Homebrewed VITS-3 with extra flow to improve text encoder's projected normalizing flow distribution and prior loss (WIP 🚧)
- Python >= 3.10
- Clone this repository
- Install python requirements. Please refer requirements.txt
- You may need to install espeak first:
apt-get install espeak
- You may need to install espeak first:
- Download datasets
- Download and extract the LJ Speech dataset, then rename or create a link to the dataset folder:
ln -s /path/to/LJSpeech-1.1/wavs DUMMY1
- For mult-speaker setting, download and extract the VCTK dataset, and downsample wav files to 22050 Hz. Then rename or create a link to the dataset folder:
ln -s /path/to/VCTK-Corpus/downsampled_wavs DUMMY2
- Download and extract the LJ Speech dataset, then rename or create a link to the dataset folder:
- Build Monotonic Alignment Search and run preprocessing if you use your own datasets.
# Cython-version Monotonoic Alignment Search
cd monotonic_align
python setup.py build_ext --inplace
# Preprocessing (g2p) for your own datasets. Preprocessed phonemes for LJ Speech and VCTK have been already provided.
# python preprocess.py --text_index 1 --filelists filelists/ljs_audio_text_train_filelist.txt filelists/ljs_audio_text_val_filelist.txt filelists/ljs_audio_text_test_filelist.txt
# python preprocess.py --text_index 2 --filelists filelists/vctk_audio_sid_text_train_filelist.txt filelists/vctk_audio_sid_text_val_filelist.txt filelists/vctk_audio_sid_text_test_filelist.txt
- model forward pass (dry-run)
import torch
from models import SynthesizerTrn
net_g = SynthesizerTrn(
n_vocab=256,
spec_channels=80,
segment_size=8192,
inter_channels=192,
hidden_channels=192,
filter_channels=768,
n_heads=2,
n_layers=6,
kernel_size=3,
p_dropout=0.1,
resblock="1",
resblock_kernel_sizes=[3, 7, 11],
resblock_dilation_sizes=[[1, 3, 5], [1, 3, 5], [1, 3, 5]],
upsample_rates=[8, 8, 2, 2],
upsample_initial_channel=512,
upsample_kernel_sizes=[16, 16, 4, 4],
n_speakers=0,
gin_channels=0,
use_sdp=True,
use_transformer_flows=True,
# (choose from "pre_conv", "fft", "mono_layer_inter_residual", "mono_layer_post_residual")

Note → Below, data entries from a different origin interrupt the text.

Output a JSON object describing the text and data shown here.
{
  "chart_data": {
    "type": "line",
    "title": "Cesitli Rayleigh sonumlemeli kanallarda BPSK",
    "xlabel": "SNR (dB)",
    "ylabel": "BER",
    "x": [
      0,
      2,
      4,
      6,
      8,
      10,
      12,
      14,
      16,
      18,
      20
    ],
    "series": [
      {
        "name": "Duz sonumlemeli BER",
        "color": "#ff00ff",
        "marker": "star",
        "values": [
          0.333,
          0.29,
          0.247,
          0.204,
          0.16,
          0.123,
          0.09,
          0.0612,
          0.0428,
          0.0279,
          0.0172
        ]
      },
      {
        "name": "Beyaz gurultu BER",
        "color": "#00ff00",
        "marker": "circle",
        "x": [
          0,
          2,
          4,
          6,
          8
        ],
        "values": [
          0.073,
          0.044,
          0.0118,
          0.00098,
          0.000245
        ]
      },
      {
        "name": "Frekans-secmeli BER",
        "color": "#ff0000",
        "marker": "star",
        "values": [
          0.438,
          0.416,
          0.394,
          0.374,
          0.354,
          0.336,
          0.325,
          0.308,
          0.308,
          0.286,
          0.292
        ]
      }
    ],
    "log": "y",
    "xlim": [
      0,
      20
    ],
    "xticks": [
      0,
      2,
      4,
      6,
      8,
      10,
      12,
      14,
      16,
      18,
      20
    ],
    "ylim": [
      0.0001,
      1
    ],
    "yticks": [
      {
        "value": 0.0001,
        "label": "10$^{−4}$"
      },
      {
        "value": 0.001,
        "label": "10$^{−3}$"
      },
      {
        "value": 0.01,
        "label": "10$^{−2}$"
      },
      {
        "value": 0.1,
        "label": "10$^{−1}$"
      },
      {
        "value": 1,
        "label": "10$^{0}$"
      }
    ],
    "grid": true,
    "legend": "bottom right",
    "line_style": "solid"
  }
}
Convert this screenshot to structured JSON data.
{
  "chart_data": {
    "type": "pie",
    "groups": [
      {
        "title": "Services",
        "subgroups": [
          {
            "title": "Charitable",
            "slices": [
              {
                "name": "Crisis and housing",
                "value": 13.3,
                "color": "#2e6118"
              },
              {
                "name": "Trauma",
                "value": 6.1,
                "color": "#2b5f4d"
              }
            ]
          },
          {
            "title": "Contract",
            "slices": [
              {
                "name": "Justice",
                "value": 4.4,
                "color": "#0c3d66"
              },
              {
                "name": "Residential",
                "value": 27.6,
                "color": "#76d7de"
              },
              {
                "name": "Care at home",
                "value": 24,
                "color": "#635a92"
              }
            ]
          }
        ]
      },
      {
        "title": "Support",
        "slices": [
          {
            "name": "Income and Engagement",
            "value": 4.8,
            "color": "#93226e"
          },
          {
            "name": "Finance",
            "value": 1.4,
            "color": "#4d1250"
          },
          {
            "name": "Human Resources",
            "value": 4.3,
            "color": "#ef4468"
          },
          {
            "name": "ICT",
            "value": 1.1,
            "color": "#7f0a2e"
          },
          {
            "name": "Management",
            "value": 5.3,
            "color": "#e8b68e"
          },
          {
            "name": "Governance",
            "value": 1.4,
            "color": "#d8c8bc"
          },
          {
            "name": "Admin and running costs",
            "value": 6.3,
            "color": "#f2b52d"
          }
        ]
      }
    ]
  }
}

transformer_flow_type="fft",
use_spk_conditioned_encoder=True,
use_noise_scaled_mas=True,
use_duration_discriminator=True,
)
x = torch.LongTensor([[1, 2, 3],[4, 5, 6]]) # token ids
x_lengths = torch.LongTensor([3, 2]) # token lengths
y = torch.randn(2, 80, 100) # mel spectrograms
y_lengths = torch.Tensor([100, 80]) # mel spectrogram lengths
net_g(
x=x,
x_lengths=x_lengths,
y=y,
y_lengths=y_lengths,
)
# calculate loss and backpropagate
# LJ Speech
python train.py -c configs/vits3_ljs_nosdp.json -m ljs_base # no-sdp; (recommended)
python train.py -c configs/vits3_ljs_base.json -m ljs_base # with sdp;
# VCTK
python train_ms.py -c configs/vits3_vctk_base.json -m vctk_base
- [] Train for LJ Speech and get sample audio